I dropped to my knees and let out a cry. My mom knelt next to me and pulled me into a hug. We both cried together. "But they haven't found a body, so she could still be alive." I said trying to grasp on to any hope. "Sweetheart, her injuries were severe. They said the likelihood of her surviving was extremely small." My mom sobbed.  I can't believe, the woman that I love is dead. I never should have left her all those years ago. Maybe she wouldn't have joined the army if we were still together. She'd still be alive, and we'd be together like we were meant to me.
As my sobbing got louder, my mom held me closer. "It's ok sweetheart.
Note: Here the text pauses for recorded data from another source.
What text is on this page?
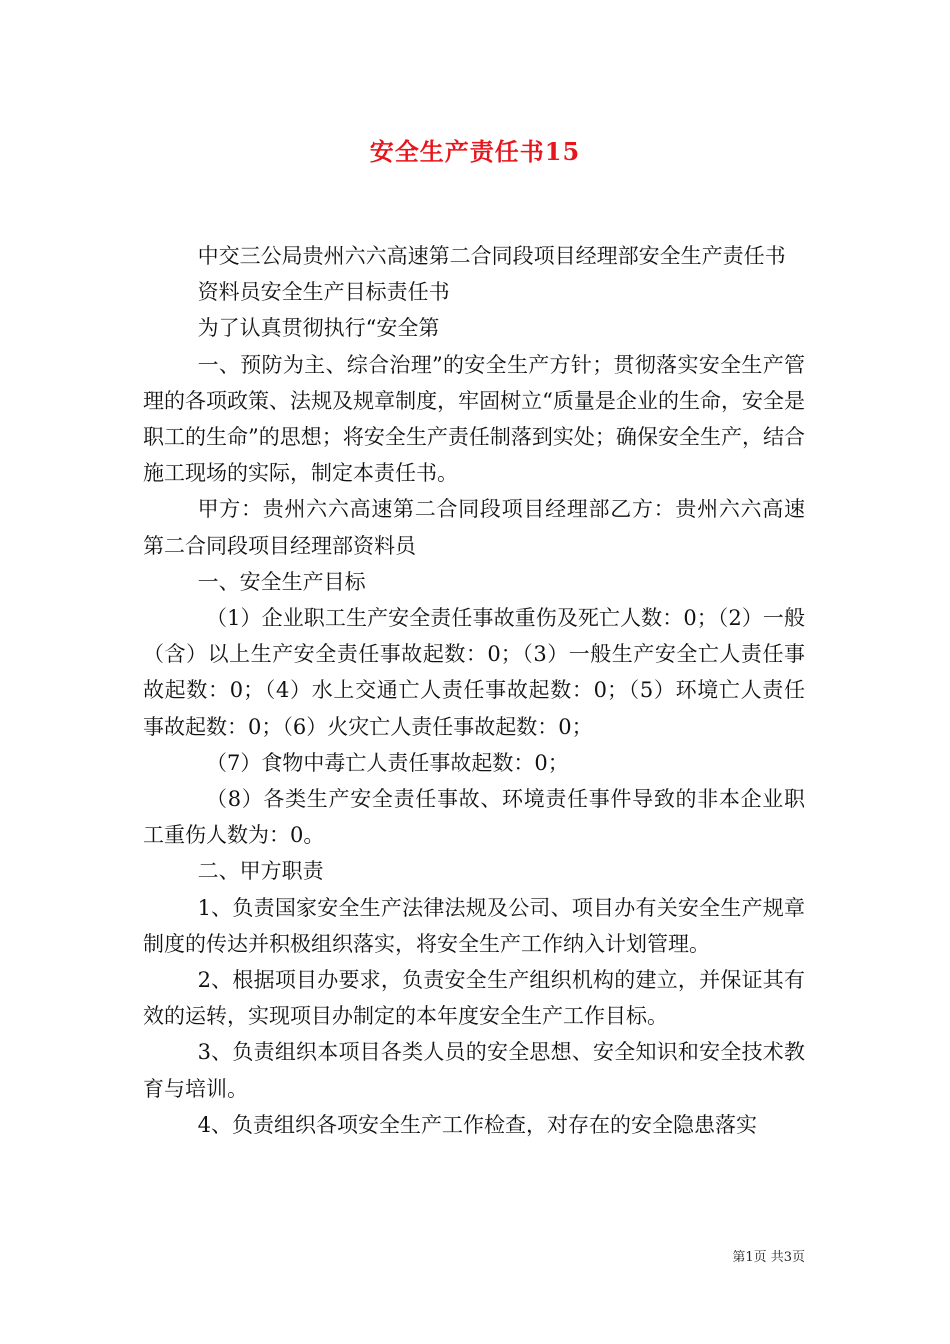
安全生产责任书15

中交三公局贵州六六高速第二合同段项目经理部安全生产责任书

资料员安全生产目标责任书

为了认真贯彻执行“安全第

一、预防为主、综合治理”的安全生产方针；贯彻落实安全生产管理的各项政策、法规及规章制度，牢固树立“质量是企业的生命，安全是职工的生命”的思想；将安全生产责任制落到实处；确保安全生产，结合施工现场的实际，制定本责任书。

甲方：贵州六六高速第二合同段项目经理部乙方：贵州六六高速第二合同段项目经理部资料员

一、安全生产目标

（1）企业职工生产安全责任事故重伤及死亡人数：0；（2）一般（含）以上生产安全责任事故起数：0；（3）一般生产安全亡人责任事故起数：0；（4）水上交通亡人责任事故起数：0；（5）环境亡人责任事故起数：0；（6）火灾亡人责任事故起数：0；

（7）食物中毒亡人责任事故起数：0；

（8）各类生产安全责任事故、环境责任事件导致的非本企业职工重伤人数为：0。

二、甲方职责

1、负责国家安全生产法律法规及公司、项目办有关安全生产规章制度的传达并积极组织落实，将安全生产工作纳入计划管理。

2、根据项目办要求，负责安全生产组织机构的建立，并保证其有效的运转，实现项目办制定的本年度安全生产工作目标。

3、负责组织本项目各类人员的安全思想、安全知识和安全技术教育与培训。

4、负责组织各项安全生产工作检查，对存在的安全隐患落实

第1页 共3页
We'll get through this together." She said through her own tears. "It won't be ok. I've lost her forever. It's all my fault! I was such a selfish asshole and it's cost me the love of my life." My mom and I held each other, mourning the loss of someone so important in both of our lives.
She died a hero, saving the lives of her men by ordering the retreat whilst she was injured knowing she wouldn't make it. I wouldn't have expected anything less from her. She always put other people first. In this instant it cost her her life. I should have put her first like she had always done to me. I should have never let a day go by where she didn't know how much I loved her. But instead, I'm sat here mourning the loss of the one person I can't live my life without. I was just too late to realise it.